Roger Budberg was an unabashed antisemite. He disliked Jewish doctors and thought that Jewish prominence at Harbin smacked of “conspiracy” (109). He referred to Georgians, Armenians and Persians as “criminal nations.” The Japanese were “the most horrid people in the world” (108). In short, filled with racial prejudices, the baron had come to China to buy people on the cheap and live out his fantasy of “sinicization.” When his wife of thirteen years died, he immediately wanted to marry up, possibly a Manchu noblewoman, like Roman Ungern von Sternberg did (296), but Budberg could not afford it. The “friend” who was supposed to arrange the marriage declared Budberg “mentally ill” (162). Shortly afterwards, he died. His father would be the last Budberg buried in the family cemetery.

As a biography of Roger Budberg, the book succeeds with fresh genealogical detail about the Budberg clan as well as a very careful reading between the lines of Budberg's own letters home and limited scholarly output. I think this will be the definitive biography of a rather repulsive character.
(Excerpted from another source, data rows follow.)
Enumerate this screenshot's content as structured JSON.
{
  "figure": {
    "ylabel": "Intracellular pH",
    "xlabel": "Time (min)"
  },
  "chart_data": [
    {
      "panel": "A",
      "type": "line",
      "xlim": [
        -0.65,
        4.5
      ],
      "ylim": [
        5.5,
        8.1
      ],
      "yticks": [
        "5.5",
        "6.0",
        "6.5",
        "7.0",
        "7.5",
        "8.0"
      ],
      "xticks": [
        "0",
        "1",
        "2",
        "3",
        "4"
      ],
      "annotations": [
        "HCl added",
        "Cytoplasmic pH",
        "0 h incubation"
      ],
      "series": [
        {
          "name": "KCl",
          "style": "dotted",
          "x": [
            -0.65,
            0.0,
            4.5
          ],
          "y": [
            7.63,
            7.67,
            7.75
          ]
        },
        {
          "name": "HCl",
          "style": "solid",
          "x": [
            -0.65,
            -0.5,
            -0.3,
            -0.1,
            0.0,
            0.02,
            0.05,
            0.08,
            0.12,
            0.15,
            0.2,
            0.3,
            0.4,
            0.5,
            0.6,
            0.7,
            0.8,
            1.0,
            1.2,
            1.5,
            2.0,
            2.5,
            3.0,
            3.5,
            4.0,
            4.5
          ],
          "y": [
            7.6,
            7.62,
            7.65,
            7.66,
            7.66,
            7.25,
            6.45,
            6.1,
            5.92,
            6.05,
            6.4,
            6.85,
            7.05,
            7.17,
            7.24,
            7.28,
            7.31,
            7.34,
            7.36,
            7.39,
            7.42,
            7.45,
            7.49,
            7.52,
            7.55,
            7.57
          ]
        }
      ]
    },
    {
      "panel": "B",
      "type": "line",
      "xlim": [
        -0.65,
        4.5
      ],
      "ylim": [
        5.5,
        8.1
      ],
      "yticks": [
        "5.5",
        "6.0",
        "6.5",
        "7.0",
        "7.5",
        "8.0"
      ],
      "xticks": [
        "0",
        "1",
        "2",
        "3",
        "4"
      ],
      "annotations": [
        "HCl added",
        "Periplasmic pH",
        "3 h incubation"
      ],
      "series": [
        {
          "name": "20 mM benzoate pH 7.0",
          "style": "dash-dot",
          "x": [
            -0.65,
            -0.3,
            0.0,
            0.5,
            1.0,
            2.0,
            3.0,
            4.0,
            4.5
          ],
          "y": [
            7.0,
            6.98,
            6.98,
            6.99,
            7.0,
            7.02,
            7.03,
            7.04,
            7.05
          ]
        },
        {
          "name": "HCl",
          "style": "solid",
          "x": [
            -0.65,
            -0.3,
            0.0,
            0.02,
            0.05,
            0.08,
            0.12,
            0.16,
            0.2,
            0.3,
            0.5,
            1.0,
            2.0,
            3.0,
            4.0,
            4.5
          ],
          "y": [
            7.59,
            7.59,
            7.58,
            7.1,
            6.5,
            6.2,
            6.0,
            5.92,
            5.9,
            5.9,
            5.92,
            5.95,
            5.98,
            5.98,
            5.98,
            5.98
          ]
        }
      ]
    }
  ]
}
As a biography of international Harbin, the book is less successful. Harbin was a mix of nations from its founding as a city in 1898 until 1954 when Mao Tsetung sent the Russians home. At best, the story of cross-cultural Harbin intertwines with Budberg's life for the first half. The second half requires an eye for the increasing influence of China and Japan, but there is not a single Japanese source in the book and limited material in Chinese. There are also numerous minor inaccuracies and omissions, especially about the complex international relations that make this book inappropriate for undergraduates. Non-chronological treatment is also confusing at times. There is nothing on the city's economy. Specialists will, however, draw much eclectic material about Harbin from Gamsa and enjoy the author's often insightful ideas about cross-cultural contact and more. If a second edition is contemplated, I would recommend that University of Toronto Press rename the book after Budberg.